Critical degradation threshold identification

Web Interface

FastAPI application with real-time Server-Sent Events (SSE) progress streaming
Upload corpus as a ZIP file directly from the browser
Dynamic engine and normalization profile selectors
Browse and re-download generated HTML reports
Bilingual French/English interface
Deployable on HuggingFace Spaces (Docker, port 7860)

Quick Start

# Clone and install
git clone https://github.com/maribakulj/Picarones.git
cd Picarones
pip install -e .

# Install Tesseract (system binary, required for the Tesseract engine)
# Ubuntu/Debian
sudo apt install tesseract-ocr tesseract-ocr-fra tesseract-ocr-lat

# macOS
brew install tesseract

# Generate a demo report (no OCR engine needed)
picarones demo --output demo_report.html

# List available engines
picarones engines

# Run a benchmark
picarones run --corpus ./corpus/ --engines tesseract --output results.json

# Generate HTML report
picarones report --results results.json --output report.html

# Launch the web interface
picarones serve --port 8080

Installation

From Source

git clone https://github.com/maribakulj/Picarones.git
cd Picarones
pip install -e ".[dev,web]"    # includes test and web dependencies

System requirements:

Python >= 3.11
Tesseract OCR 5 (for the Tesseract engine)

Docker

docker build -t picarones .
docker run -p 7860:7860 \
  -e MISTRAL_API_KEY=... \
  -e OPENAI_API_KEY=... \
  picarones

The Docker image is based on Python 3.11-slim, includes Tesseract 5 with language packs (fra, lat, eng, deu, ita, spa), and runs as a non-root user. A health check polls /health every 30 seconds.

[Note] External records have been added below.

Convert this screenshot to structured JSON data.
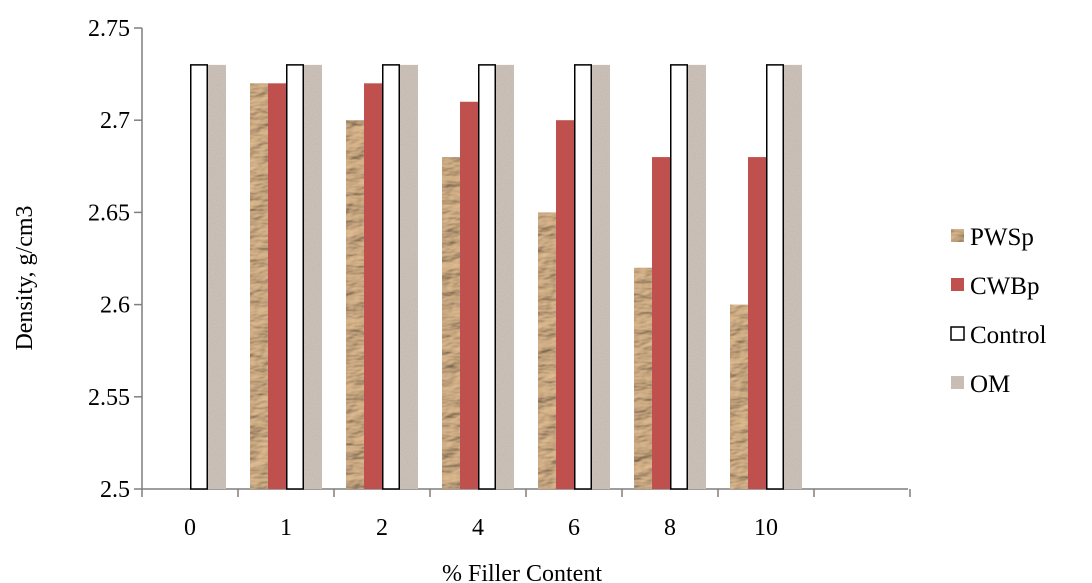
{
  "chart_data": {
    "type": "bar",
    "title": "",
    "xlabel": "% Filler Content",
    "ylabel": "Density, g/cm3",
    "categories": [
      "0",
      "1",
      "2",
      "4",
      "6",
      "8",
      "10"
    ],
    "ylim": [
      2.5,
      2.75
    ],
    "yticks": [
      "2.5",
      "2.55",
      "2.6",
      "2.65",
      "2.7",
      "2.75"
    ],
    "grid": false,
    "legend_position": "right",
    "series": [
      {
        "name": "PWSp",
        "color": "#d2a77c",
        "pattern": "crumpled-paper",
        "values": [
          null,
          2.72,
          2.7,
          2.68,
          2.65,
          2.62,
          2.6
        ]
      },
      {
        "name": "CWBp",
        "color": "#c0504d",
        "pattern": "solid",
        "values": [
          null,
          2.72,
          2.72,
          2.71,
          2.7,
          2.68,
          2.68
        ]
      },
      {
        "name": "Control",
        "color": "#ffffff",
        "pattern": "outline",
        "values": [
          2.73,
          2.73,
          2.73,
          2.73,
          2.73,
          2.73,
          2.73
        ]
      },
      {
        "name": "OM",
        "color": "#a49488",
        "pattern": "granite",
        "values": [
          2.73,
          2.73,
          2.73,
          2.73,
          2.73,
          2.73,
          2.73
        ]
      }
    ]
  }
}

The HuggingFace Space uses this same Docker image.

Optional Extras

Extra	Install command	What it adds
`dev`	`pip install -e ".[dev]"`	pytest, pytest-cov, httpx, FastAPI, uvicorn, python-multipart
`web`	`pip install -e ".[web]"`	FastAPI, uvicorn, python-multipart, httpx
`stats`	`pip install -e ".[stats]"`	scipy (exact Wilcoxon/Friedman/Nemenyi -- otherwise pure-Python fallback)
`llm`	`pip install -e ".[llm]"`	OpenAI, Anthropic, Mistral SDKs
`hf`	`pip install -e ".[hf]"`	HuggingFace Datasets
`pero`	`pip install -e ".[pero]"`	Pero OCR engine
`kraken`	`pip install -e ".[kraken]"`	Kraken engine
`ocr-cloud`	`pip install -e ".[ocr-cloud]"`	Google Vision, AWS (boto3), Azure Doc Intelligence
`all`	`pip install -e ".[all]"`	`web` + `hf` + `llm` + `dev` (no `ocr-cloud`)

See INSTALL.md for detailed instructions on Linux, macOS, Windows, and Docker.

Usage

CLI Commands

Command	Description
`picarones run`	Run a full benchmark on a corpus
`picarones report`	Generate an HTML report from JSON results
`picarones demo`	Generate a demo report with synthetic data (no engine required)
`picarones metrics`	Calculate CER/WER between two text files
`picarones engines`	List all available OCR engines and LLM adapters
`picarones info`	Display version and system information
`picarones serve`	Launch the FastAPI web interface
`picarones history`	Query longitudinal benchmark history (SQLite)
`picarones robustness`	Run robustness analysis with degraded images
`picarones import iiif`	Import corpus from an IIIF manifest (any institutional repository). HTR-United and HuggingFace imports are exposed through the web interface (`/api/htr-united/import`, `/api/huggingface/import`).

Examples:

# Benchmark with Tesseract, French language, PSM 6
picarones run --corpus ./manuscripts/ --engines tesseract --lang fra --psm 6 \
  --output results.json --verbose

# Compare two text files
picarones metrics --reference ground_truth.txt --hypothesis ocr_output.txt

# Import 10 pages from any IIIF manifest URL
picarones import iiif https://institution.example/iiif/xxx/manifest.json --pages 1-10

# HuggingFace and HTR-United imports are available via the web UI at
#   http://localhost:8000/  (endpoints POST /api/huggingface/import and /api/htr-united/import)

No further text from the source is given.